Studio album by Harry Connick Jr.
- Released: November 11, 1997
- Recorded: August 4–10, 1997
- Studio: Capitol, Hollywood, California
- Length: 75:19
- Label: Columbia
- Producer: Tracey Freeman

Harry Connick Jr. chronology
| Star Turtle (1995) | To See You (1997) | Come by Me (1999) |

= To See You =

To See You is an album by the American artist Harry Connick Jr., released in 1997. It is an album of love songs, recorded with a symphony orchestra.

"The inspiration for this was a flight attendant, really," Connick says. He added, "She asked if I had any romantic records, and I thought maybe it was time to do a romantic album."
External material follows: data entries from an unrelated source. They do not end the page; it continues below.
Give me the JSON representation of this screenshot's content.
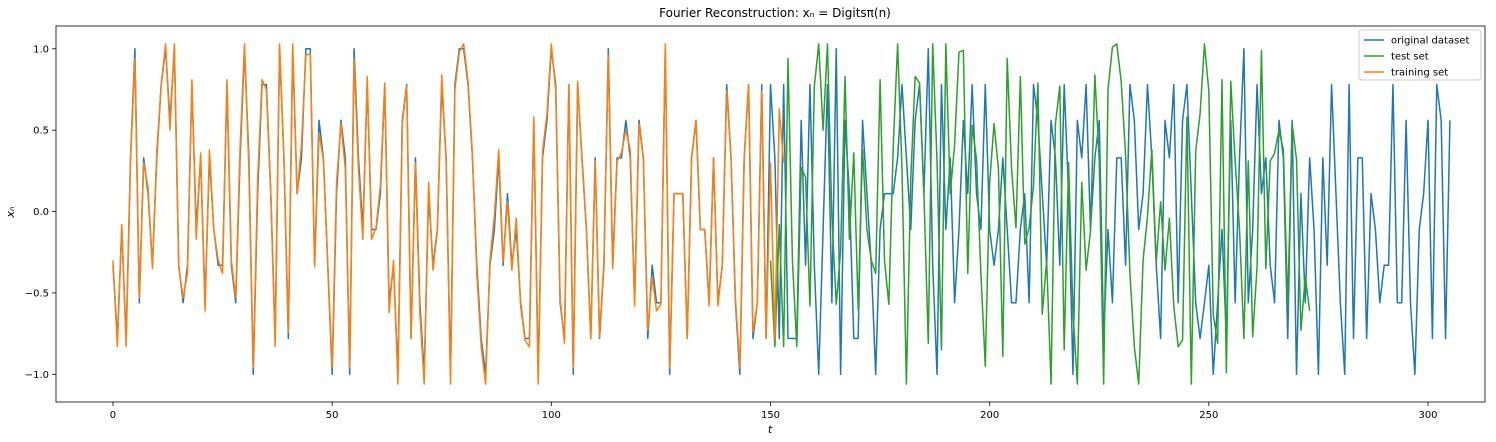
{
  "chart_data": {
    "type": "line",
    "title": "Fourier Reconstruction: xₙ = Digitsπ(n)",
    "xlabel": "t",
    "ylabel": "xₙ",
    "xlim": [
      -13,
      313
    ],
    "ylim": [
      -1.17,
      1.14
    ],
    "xticks": [
      0,
      50,
      100,
      150,
      200,
      250,
      300
    ],
    "yticks": [
      -1.0,
      -0.5,
      0.0,
      0.5,
      1.0
    ],
    "ytick_labels": [
      "−1.0",
      "−0.5",
      "0.0",
      "0.5",
      "1.0"
    ],
    "grid": false,
    "legend_position": "top-right",
    "series": [
      {
        "name": "original dataset",
        "color": "#1f77b4",
        "x_start": 0,
        "values": [
          -0.33,
          -0.78,
          -0.11,
          -0.78,
          0.33,
          1.0,
          -0.56,
          0.33,
          0.11,
          -0.33,
          0.33,
          0.78,
          1.0,
          0.56,
          1.0,
          -0.33,
          -0.56,
          -0.33,
          0.78,
          -0.11,
          0.33,
          -0.56,
          0.33,
          -0.11,
          -0.33,
          -0.33,
          0.78,
          -0.33,
          -0.56,
          0.33,
          1.0,
          0.33,
          -1.0,
          0.11,
          0.78,
          0.78,
          0.11,
          -0.78,
          1.0,
          0.33,
          -0.78,
          1.0,
          0.11,
          0.33,
          1.0,
          1.0,
          -0.33,
          0.56,
          0.33,
          -0.33,
          -1.0,
          0.11,
          0.56,
          0.33,
          -1.0,
          1.0,
          0.33,
          -0.11,
          0.78,
          -0.11,
          -0.11,
          0.11,
          0.78,
          -0.56,
          -0.33,
          -1.0,
          0.56,
          0.78,
          -0.78,
          0.33,
          -0.56,
          -1.0,
          0.11,
          -0.33,
          -0.11,
          0.78,
          0.33,
          -1.0,
          0.78,
          1.0,
          1.0,
          0.78,
          0.33,
          -0.33,
          -0.78,
          -1.0,
          -0.33,
          -0.11,
          0.33,
          -0.33,
          0.11,
          -0.33,
          -0.11,
          -0.56,
          -0.78,
          -0.78,
          0.56,
          -1.0,
          0.33,
          0.56,
          1.0,
          0.78,
          -0.56,
          -0.78,
          0.78,
          -1.0,
          0.78,
          0.33,
          -0.11,
          -0.78,
          0.33,
          -0.78,
          -0.33,
          1.0,
          -0.33,
          0.33,
          0.33,
          0.56,
          0.33,
          -0.56,
          0.56,
          0.33,
          -0.78,
          -0.33,
          -0.56,
          -0.56,
          1.0,
          -1.0,
          0.11,
          0.11,
          0.11,
          -0.78,
          0.33,
          0.56,
          -0.11,
          -0.11,
          -0.56,
          0.33,
          -0.56,
          -0.33,
          0.78,
          0.33,
          -0.56,
          -1.0,
          0.33,
          0.78,
          -0.78,
          -0.56,
          0.78,
          -0.78,
          0.78,
          0.33,
          -0.78,
          0.78,
          -0.78,
          -0.78,
          -0.78,
          0.56,
          -0.33,
          0.78,
          -0.33,
          -1.0,
          -0.11,
          0.78,
          -0.56,
          1.0,
          -1.0,
          0.56,
          0.11,
          -0.78,
          -0.78,
          0.56,
          0.11,
          -0.33,
          -1.0,
          -0.11,
          0.11,
          0.11,
          0.11,
          0.33,
          0.78,
          0.33,
          -0.11,
          0.56,
          0.78,
          0.11,
          1.0,
          -0.33,
          -1.0,
          0.78,
          -0.11,
          0.33,
          -0.56,
          -0.11,
          0.56,
          0.11,
          0.78,
          0.11,
          -0.11,
          0.78,
          -0.11,
          -0.33,
          -0.11,
          0.33,
          -0.11,
          -0.56,
          -0.56,
          -0.11,
          0.11,
          -0.56,
          0.78,
          0.56,
          0.11,
          -0.33,
          0.56,
          0.33,
          -0.33,
          0.78,
          0.11,
          -1.0,
          0.56,
          0.33,
          0.78,
          -0.11,
          0.33,
          0.56,
          -0.78,
          -0.11,
          -0.56,
          0.33,
          0.33,
          -0.33,
          0.78,
          0.56,
          -0.11,
          0.11,
          0.78,
          0.33,
          -0.33,
          -0.78,
          0.56,
          0.33,
          0.78,
          -0.56,
          0.56,
          0.78,
          0.11,
          -0.56,
          -0.78,
          -0.56,
          -0.33,
          -1.0,
          -0.56,
          -0.11,
          -0.78,
          0.56,
          -0.56,
          0.33,
          1.0,
          -0.56,
          -0.11,
          0.78,
          0.11,
          0.33,
          -0.33,
          -0.56,
          0.56,
          0.33,
          -0.78,
          0.56,
          -1.0,
          0.11,
          -0.56,
          0.33,
          -0.11,
          -1.0,
          0.33,
          -0.33,
          0.78,
          0.11,
          -0.56,
          -1.0,
          0.78,
          -0.78,
          0.33,
          0.33,
          -0.78,
          0.11,
          -0.11,
          -0.56,
          -0.33,
          -0.33,
          0.78,
          -0.56,
          -0.56,
          0.56,
          -0.56,
          -1.0,
          -0.11,
          0.11,
          0.56,
          -0.78,
          0.78,
          0.56,
          -0.78,
          0.56
        ]
      },
      {
        "name": "test set",
        "color": "#2ca02c",
        "x_start": 150,
        "values": [
          -0.3,
          -0.83,
          -0.08,
          -0.83,
          0.94,
          -0.3,
          -0.83,
          0.27,
          0.21,
          -0.58,
          0.77,
          1.03,
          0.5,
          1.03,
          -0.03,
          -0.57,
          -0.24,
          0.83,
          -0.17,
          0.36,
          -0.6,
          0.38,
          -0.11,
          -0.3,
          -0.38,
          0.81,
          -0.3,
          -0.57,
          0.4,
          1.03,
          0.26,
          -1.06,
          0.2,
          0.83,
          0.79,
          0.11,
          -0.81,
          1.03,
          0.3,
          -0.85,
          1.03,
          0.11,
          0.41,
          0.98,
          0.99,
          -0.38,
          0.53,
          0.32,
          -0.38,
          -0.95,
          0.18,
          0.54,
          0.26,
          -0.89,
          0.94,
          0.26,
          -0.1,
          0.83,
          -0.2,
          -0.1,
          0.16,
          0.79,
          -0.63,
          -0.3,
          -1.06,
          0.54,
          0.77,
          -0.85,
          0.3,
          -0.62,
          -1.06,
          0.18,
          -0.36,
          -0.12,
          0.84,
          0.31,
          -1.06,
          0.75,
          1.01,
          1.03,
          0.8,
          0.35,
          -0.38,
          -0.83,
          -1.06,
          -0.3,
          -0.03,
          0.38,
          -0.31,
          0.06,
          -0.36,
          -0.04,
          -0.58,
          -0.83,
          -0.79,
          0.58,
          -1.06,
          0.37,
          0.6,
          1.03,
          0.74,
          -0.63,
          -0.81,
          0.81,
          -0.99,
          0.8,
          0.31,
          -0.11,
          -0.78,
          0.31,
          -0.77,
          -0.34,
          0.99,
          -0.35,
          0.31,
          0.36,
          0.5,
          0.38,
          -0.58,
          0.54,
          0.32,
          -0.73,
          -0.4,
          -0.61
        ]
      },
      {
        "name": "training set",
        "color": "#ff7f0e",
        "x_start": 0,
        "values": [
          -0.3,
          -0.83,
          -0.08,
          -0.83,
          0.31,
          0.94,
          -0.53,
          0.3,
          0.15,
          -0.35,
          0.37,
          0.78,
          1.03,
          0.5,
          1.03,
          -0.34,
          -0.53,
          -0.38,
          0.81,
          -0.17,
          0.36,
          -0.61,
          0.38,
          -0.11,
          -0.3,
          -0.38,
          0.81,
          -0.3,
          -0.53,
          0.4,
          1.03,
          0.26,
          -0.96,
          0.2,
          0.81,
          0.75,
          0.11,
          -0.83,
          1.03,
          0.33,
          -0.74,
          1.03,
          0.11,
          0.41,
          0.96,
          0.97,
          -0.34,
          0.48,
          0.32,
          -0.32,
          -0.96,
          0.18,
          0.54,
          0.26,
          -0.96,
          0.94,
          0.26,
          -0.17,
          0.83,
          -0.17,
          -0.1,
          0.16,
          0.79,
          -0.62,
          -0.3,
          -1.06,
          0.54,
          0.77,
          -0.78,
          0.3,
          -0.62,
          -1.06,
          0.18,
          -0.36,
          -0.12,
          0.84,
          0.31,
          -1.06,
          0.75,
          0.98,
          1.03,
          0.8,
          0.35,
          -0.38,
          -0.83,
          -1.06,
          -0.3,
          -0.03,
          0.38,
          -0.31,
          0.06,
          -0.36,
          -0.04,
          -0.58,
          -0.79,
          -0.83,
          0.58,
          -1.06,
          0.37,
          0.6,
          1.03,
          0.74,
          -0.53,
          -0.81,
          0.78,
          -0.96,
          0.8,
          0.31,
          -0.11,
          -0.78,
          0.31,
          -0.77,
          -0.3,
          0.96,
          -0.35,
          0.31,
          0.36,
          0.5,
          0.38,
          -0.58,
          0.54,
          0.32,
          -0.73,
          -0.4,
          -0.61,
          -0.57,
          1.03,
          -0.96,
          0.11,
          0.11,
          0.11,
          -0.78,
          0.33,
          0.56,
          -0.11,
          -0.11,
          -0.58,
          0.33,
          -0.58,
          -0.33,
          0.74,
          0.33,
          -0.53,
          -0.96,
          0.33,
          0.78,
          -0.74,
          -0.56,
          0.74,
          -0.78,
          0.3,
          -0.78,
          0.63,
          0.3
        ]
      }
    ]
  }
}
Connick toured the United States and Europe with a full symphony orchestra backing him and his piano in each city. As part of his tour, he played at the Nobel Peace Prize Concert in Oslo, Norway, with his final concert of that tour in Paris being recorded for a St. Valentine's Day special on PBS in 1998.

Professional ratings
Review scores
| Source | Rating |
| AllMusic | Star |
| Entertainment Weekly | B+ |

==Track listing==
All songs are written, arranged and orchestrated by Harry Connick Jr.

| No. | Title | Length |
|---|---|---|
| 1. | "Let Me Love Tonight" | 10:07 |
| 2. | "To See You" (appears in the compilation album Songs from the Heart.) | 3:58 |
| 3. | "Let's Just Kiss" | 7:34 |
| 4. | "Heart Beyond Repair" | 8:06 |
| 5. | "Once" | 6:05 |
| 6. | "Learn to Love" (appears in the movie Kissing a Fool) | 4:42 |
| 7. | "Love Me Some You" | 8:05 |
| 8. | "Much Love" | 6:35 |
| 9. | "In Love Again" | 9:06 |
| 10. | "Loved by Me" | 11:01 |
| Total length: |  | 75:19 |

== Musicians ==
- Harry Connick Jr – vocals, Piano
- Reginald Veal – Double bass
- Charles Gould – Tenor Saxophone
- Arthur "Bam Bam" Latin – drums
- Symphony orchestra

==Charts==
To See You made the first position in the Jazz charts in 1997, and was number 53 on the Billboard 200. It peaked at number 123 on the Australian ARIA Charts.

==Certifications==

| Region | Certification | Certified units/sales |
| United States (RIAA) | Gold | 500,000^{^} |
^{^} Shipments figures based on certification alone.